You smile, looking into your cup, and down another gulp before slamming it empty on the ground.
"Are you sure you want to hear such a bloody tale?" you ask playfully, already knowing the answer. The men shout their agreement, and Ondo's eyes gleam as he refills your cup. With this encouragement you begin to weave a tale of resolve and daring, of overwhelming odds and unlikely victory, of powerful opponents nonetheless defeated. Hearing of the Old People fighting with bandits draws murmurs of surprise from the audience, and when you reach your brief and terribly one-sided duel with Iron Raven they shout approval and spite at the loathsome ronin. More cups are pushed in your hands and you drink them almost automatically, although you are not alone in this.

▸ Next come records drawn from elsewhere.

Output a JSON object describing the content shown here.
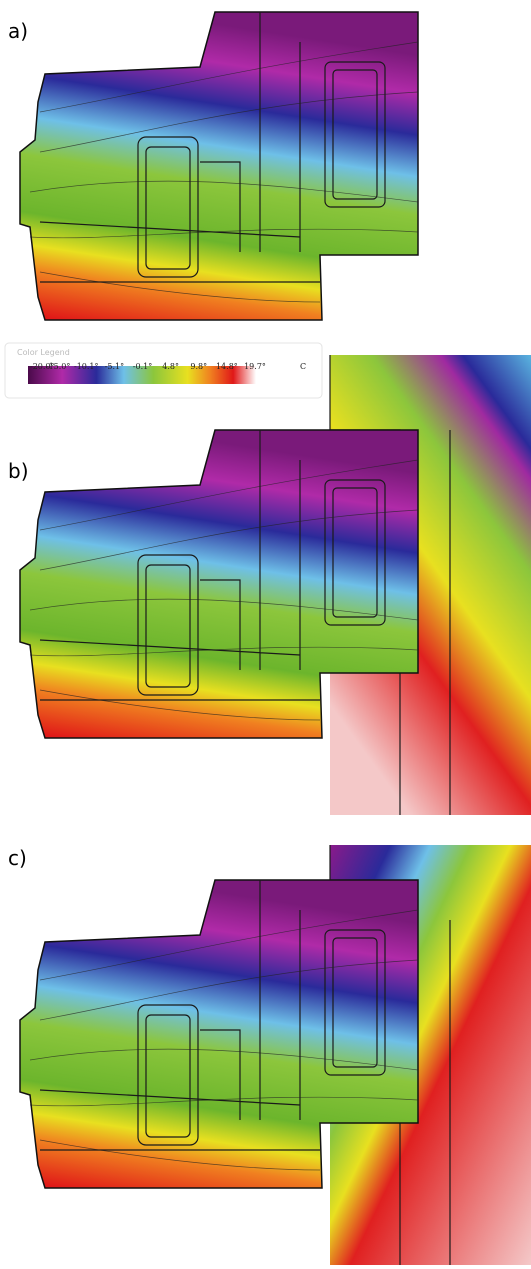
{
  "panels": [
    {
      "label": "a)"
    },
    {
      "label": "b)"
    },
    {
      "label": "c)"
    }
  ],
  "legend": {
    "title": "Color Legend",
    "labels": [
      "-20.0°",
      "-15.0°",
      "-10.1°",
      "-5.1°",
      "-0.1°",
      "4.8°",
      "9.8°",
      "14.8°",
      "19.7°"
    ],
    "unit": "C"
  }
}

Eventually as fatigue sets in and your story reaches its end - reaches the displeasing accounts of the dead soldiers who would become your enemies of today - your tale slows and your tone becomes darker, and the soldiers themselves nod their heads and grow quiet. When you finally end, there is a moment of silence, before the warriors raise their cups in a last toast to those fallen not today but only a few days ago in that terrible battle. Your head is swimming a bit by then.
As the other samurai resume talking, in lower voices and more among themselves this time, Ondo leans towards you, his eyes sympathetic yet also curious.
"There is something on your mind, Tomoe. More than just the death of these soldiers. You carry a weight on your shoulders."
You chuckle without amusement. The truth is, you have more than one. You shouldn't speak of them - the ideal samurai is stoic even among friends, not revealing weakness of character. But drink and storytelling and the fatigue of the day have worn you down. You open your mouth to say something. Something you have felt for a while yet pushed back to focus on moment-to-moment survival comes to the fore.
[ ]"I failed my lord. I was not merely on the battlefield where he died; I was tasked with protecting him. I should have died before I allowed him to be killed, but I lived and he did not, and could not even kill myself. I'm not just a ronin; I'm a failure."
[ ]"I've killed too many. No one told me the weight of commanding a Falling Mountain. I killed fifty men in the other day's battle alone, and there were so many battles before - I have more blood on my hands than any soldier or warrior."
[ ]"I lied to my lord. I could have taken that relic in the castle, but it wouldn't have been right. It and the souls it had trapped were caught in a falsehood and deserved to rest. And having now fought the Heart after it, I begin to question the justice of Heaven."